The other thing we need is a table of mount points and some functions that understand them. We would add the following table to each H5F_t struct:
struct H5F_mount_t {
H5F_t *parent; /* Parent HDF5 file if any */
struct {
H5F_t *f; /* File which is mounted */
haddr_t where; /* Address of mount point */
} *mount; /* Array sorted by mount point */
intn nmounts; /* Number of mounted files */
intn alloc; /* Size of mount table */
}
The H5Fmount
function takes the ID of an open
file, the name of a to-be-mounted file, the name of the mount
point, and a file access property list (like H5Fopen
).
It opens the new file and adds a record to the parent's mount
table. The H5Funmount
function takes the parent
file ID and the name of the mount point and closes the file
that's mounted at that point. The H5Fclose
function closes/unmounts files recursively.
The H5G_iname
function which translates a name to
a file address (haddr_t
) looks at the mount table
at each step in the translation and switches files where
appropriate. All name-to-address translations occur through
this function.
I'm expecting to be able to implement the two new flavors of single linear address space in about two days.

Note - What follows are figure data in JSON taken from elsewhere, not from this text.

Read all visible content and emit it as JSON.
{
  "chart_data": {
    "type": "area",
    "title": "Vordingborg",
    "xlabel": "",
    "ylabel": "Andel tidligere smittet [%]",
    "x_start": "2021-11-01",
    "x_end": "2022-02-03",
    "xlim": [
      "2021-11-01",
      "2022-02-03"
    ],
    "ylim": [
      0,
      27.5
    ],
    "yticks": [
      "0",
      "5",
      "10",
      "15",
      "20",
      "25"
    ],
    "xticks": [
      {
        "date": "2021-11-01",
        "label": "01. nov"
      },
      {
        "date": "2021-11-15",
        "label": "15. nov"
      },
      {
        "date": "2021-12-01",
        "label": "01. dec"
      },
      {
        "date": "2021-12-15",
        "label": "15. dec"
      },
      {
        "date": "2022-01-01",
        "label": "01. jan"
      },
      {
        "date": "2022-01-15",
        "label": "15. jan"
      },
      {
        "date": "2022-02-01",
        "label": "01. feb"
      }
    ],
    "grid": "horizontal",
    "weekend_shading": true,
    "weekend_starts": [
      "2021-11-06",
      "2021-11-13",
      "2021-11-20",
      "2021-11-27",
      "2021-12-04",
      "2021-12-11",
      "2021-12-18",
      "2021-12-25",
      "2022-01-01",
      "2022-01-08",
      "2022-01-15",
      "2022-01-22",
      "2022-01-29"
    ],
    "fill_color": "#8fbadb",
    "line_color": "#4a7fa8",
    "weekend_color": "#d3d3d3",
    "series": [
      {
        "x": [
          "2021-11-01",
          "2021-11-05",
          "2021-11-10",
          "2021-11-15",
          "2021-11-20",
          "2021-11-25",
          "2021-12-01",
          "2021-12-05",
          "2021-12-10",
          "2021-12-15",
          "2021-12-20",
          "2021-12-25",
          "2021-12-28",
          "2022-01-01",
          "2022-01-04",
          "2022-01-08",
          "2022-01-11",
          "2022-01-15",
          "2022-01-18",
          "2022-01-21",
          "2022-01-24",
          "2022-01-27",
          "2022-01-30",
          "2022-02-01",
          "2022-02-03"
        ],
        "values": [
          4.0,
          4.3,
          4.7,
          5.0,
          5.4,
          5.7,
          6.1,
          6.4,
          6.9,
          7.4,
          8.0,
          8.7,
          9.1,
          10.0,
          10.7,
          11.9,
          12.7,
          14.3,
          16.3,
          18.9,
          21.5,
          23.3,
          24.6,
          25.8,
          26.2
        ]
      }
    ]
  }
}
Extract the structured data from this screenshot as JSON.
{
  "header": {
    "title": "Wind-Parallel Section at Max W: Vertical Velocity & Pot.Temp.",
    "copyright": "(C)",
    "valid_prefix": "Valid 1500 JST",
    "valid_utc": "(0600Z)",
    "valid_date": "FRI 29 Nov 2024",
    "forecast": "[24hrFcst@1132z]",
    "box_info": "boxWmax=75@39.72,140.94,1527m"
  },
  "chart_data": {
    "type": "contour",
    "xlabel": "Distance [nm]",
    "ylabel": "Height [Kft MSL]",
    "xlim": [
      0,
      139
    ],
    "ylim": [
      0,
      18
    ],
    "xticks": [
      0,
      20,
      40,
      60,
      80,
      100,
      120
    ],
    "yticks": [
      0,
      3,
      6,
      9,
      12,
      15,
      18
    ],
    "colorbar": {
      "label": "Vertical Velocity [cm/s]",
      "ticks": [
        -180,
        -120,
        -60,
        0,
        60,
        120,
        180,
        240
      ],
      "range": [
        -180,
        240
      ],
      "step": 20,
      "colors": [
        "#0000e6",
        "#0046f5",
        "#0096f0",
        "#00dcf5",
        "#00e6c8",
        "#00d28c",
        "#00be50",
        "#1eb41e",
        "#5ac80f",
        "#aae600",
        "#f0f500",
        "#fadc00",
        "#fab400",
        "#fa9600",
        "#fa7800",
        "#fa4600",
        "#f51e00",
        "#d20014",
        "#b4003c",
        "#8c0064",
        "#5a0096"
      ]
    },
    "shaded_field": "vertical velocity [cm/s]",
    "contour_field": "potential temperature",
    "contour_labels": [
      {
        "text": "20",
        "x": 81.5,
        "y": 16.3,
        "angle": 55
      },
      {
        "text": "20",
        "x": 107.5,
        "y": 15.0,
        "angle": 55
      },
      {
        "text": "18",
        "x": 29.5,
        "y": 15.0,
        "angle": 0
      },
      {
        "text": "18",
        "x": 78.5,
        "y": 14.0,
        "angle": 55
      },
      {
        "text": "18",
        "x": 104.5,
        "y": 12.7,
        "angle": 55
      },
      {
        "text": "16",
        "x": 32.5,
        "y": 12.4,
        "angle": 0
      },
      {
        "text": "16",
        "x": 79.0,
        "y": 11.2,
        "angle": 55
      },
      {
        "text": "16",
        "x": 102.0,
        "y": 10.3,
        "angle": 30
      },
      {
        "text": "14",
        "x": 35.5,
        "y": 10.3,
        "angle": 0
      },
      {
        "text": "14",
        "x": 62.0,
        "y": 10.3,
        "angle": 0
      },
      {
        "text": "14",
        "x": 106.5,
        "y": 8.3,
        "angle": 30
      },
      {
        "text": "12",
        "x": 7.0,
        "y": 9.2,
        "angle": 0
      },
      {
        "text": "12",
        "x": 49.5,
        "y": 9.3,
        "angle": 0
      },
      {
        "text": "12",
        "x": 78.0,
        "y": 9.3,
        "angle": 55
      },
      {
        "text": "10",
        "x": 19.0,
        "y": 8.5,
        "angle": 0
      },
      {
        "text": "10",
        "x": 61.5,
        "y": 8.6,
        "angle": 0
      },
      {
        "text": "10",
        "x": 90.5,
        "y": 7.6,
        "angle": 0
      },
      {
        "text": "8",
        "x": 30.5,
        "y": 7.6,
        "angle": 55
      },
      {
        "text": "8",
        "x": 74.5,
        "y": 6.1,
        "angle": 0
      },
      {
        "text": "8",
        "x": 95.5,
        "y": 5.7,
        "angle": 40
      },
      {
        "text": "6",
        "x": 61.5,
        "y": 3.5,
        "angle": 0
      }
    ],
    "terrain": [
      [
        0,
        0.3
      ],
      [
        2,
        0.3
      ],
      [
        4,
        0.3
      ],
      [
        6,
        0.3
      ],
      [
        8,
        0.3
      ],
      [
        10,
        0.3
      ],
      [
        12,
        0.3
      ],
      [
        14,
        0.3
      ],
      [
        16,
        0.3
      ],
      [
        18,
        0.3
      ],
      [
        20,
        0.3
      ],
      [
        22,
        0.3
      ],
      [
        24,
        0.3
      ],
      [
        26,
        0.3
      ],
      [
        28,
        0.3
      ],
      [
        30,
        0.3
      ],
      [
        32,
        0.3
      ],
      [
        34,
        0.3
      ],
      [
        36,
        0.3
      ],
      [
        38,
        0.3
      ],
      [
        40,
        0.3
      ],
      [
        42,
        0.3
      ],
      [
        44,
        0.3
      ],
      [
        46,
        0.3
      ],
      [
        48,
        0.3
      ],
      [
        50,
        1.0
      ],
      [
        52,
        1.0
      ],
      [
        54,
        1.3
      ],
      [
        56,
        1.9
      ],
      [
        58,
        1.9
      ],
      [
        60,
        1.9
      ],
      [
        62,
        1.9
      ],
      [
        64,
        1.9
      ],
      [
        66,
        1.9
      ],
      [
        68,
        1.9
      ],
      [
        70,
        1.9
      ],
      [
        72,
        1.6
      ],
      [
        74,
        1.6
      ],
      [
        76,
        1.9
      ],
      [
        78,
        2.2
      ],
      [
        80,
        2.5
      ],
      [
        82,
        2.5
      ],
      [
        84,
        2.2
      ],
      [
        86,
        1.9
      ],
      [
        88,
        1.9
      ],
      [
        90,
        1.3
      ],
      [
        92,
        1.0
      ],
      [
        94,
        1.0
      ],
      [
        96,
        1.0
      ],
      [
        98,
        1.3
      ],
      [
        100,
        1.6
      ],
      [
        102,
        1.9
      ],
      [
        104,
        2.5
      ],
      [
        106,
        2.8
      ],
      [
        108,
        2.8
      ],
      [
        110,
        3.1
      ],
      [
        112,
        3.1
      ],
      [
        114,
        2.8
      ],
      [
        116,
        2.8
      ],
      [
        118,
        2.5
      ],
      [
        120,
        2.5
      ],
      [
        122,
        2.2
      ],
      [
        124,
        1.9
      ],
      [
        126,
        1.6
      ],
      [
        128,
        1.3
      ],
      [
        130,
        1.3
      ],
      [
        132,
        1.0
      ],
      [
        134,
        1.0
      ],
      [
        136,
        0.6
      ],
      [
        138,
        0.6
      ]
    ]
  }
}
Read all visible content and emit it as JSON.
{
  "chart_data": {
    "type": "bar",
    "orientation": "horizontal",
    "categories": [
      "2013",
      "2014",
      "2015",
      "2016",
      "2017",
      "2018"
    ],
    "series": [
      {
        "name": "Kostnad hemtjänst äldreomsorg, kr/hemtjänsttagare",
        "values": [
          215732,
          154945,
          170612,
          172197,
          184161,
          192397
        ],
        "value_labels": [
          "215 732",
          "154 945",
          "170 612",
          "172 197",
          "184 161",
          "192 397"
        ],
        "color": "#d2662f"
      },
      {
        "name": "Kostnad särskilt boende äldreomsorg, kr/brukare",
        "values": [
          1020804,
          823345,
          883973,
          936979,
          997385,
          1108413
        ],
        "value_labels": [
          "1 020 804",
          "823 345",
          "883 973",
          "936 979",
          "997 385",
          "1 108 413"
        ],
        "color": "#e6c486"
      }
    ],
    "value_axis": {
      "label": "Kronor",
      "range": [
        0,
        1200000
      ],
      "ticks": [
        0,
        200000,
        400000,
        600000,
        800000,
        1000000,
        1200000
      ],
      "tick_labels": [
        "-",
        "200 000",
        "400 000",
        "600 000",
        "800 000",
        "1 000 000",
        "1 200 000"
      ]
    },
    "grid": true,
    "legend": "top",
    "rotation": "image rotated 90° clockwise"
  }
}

It took two hours to implement the malloc/free file driver at level zero and I don't expect this to be much more work.
I'm expecting three days to implement the external raw data for
discontiguous arrays. Adding the file index to the B-tree is
quite trivial; adding the external file list message shouldn't
be too hard since the object header message class from wich this
message derives is fully implemented; and changing
H5F_istore_read
should be trivial. Most of the
time will be spent designing a way to cache Unix file
descriptors efficiently since the total number open files
allowed per process could be much smaller than the total number
of HDF5 files and external raw data files.
I'm expecting four days to implement being able to mount one
HDF5 file on another. I was originally planning a lot more, but
making haddr_t
opaque turned out to be much easier
than I planned (I did it last Fri). Most of the work will
probably be removing the redundant H5F_t arguments for lots of
functions.
The external raw data could be implemented as a single linear address space, but doing so would require one to allocate large enough file addresses throughout the file (>32bits) before the file was created. It would make mixing an HDF5 file family with external raw data, or external HDF5 wrapper around an HDF4 file a more difficult process. So I consider the implementation of external raw data files as a single HDF5 linear address space a kludge.
The ability to mount one HDF5 file on another might not be a very important feature especially since each HDF5 file must be a complete file by itself. It's not possible to stripe an array over multiple HDF5 files because the B-tree wouldn't be complete in any one file, so the only choice is to stripe the array across multiple raw data files and store the B-tree in the HDF5 file. On the other hand, it might be useful if one file contains some public data which can be mounted by other files (e.g., a mesh topology shared among collaborators and mounted by files that contain other fields defined on the mesh). Of course the applications can open the two files separately, but it might be more portable if we support it in the library.
So we're looking at about two weeks to implement all three versions. I didn't get a chance to do any of them in AIO although we had long-term plans for the first two with a possibility of the third. They'll be much easier to implement in HDF5 than AIO since I've been keeping these in mind from the start.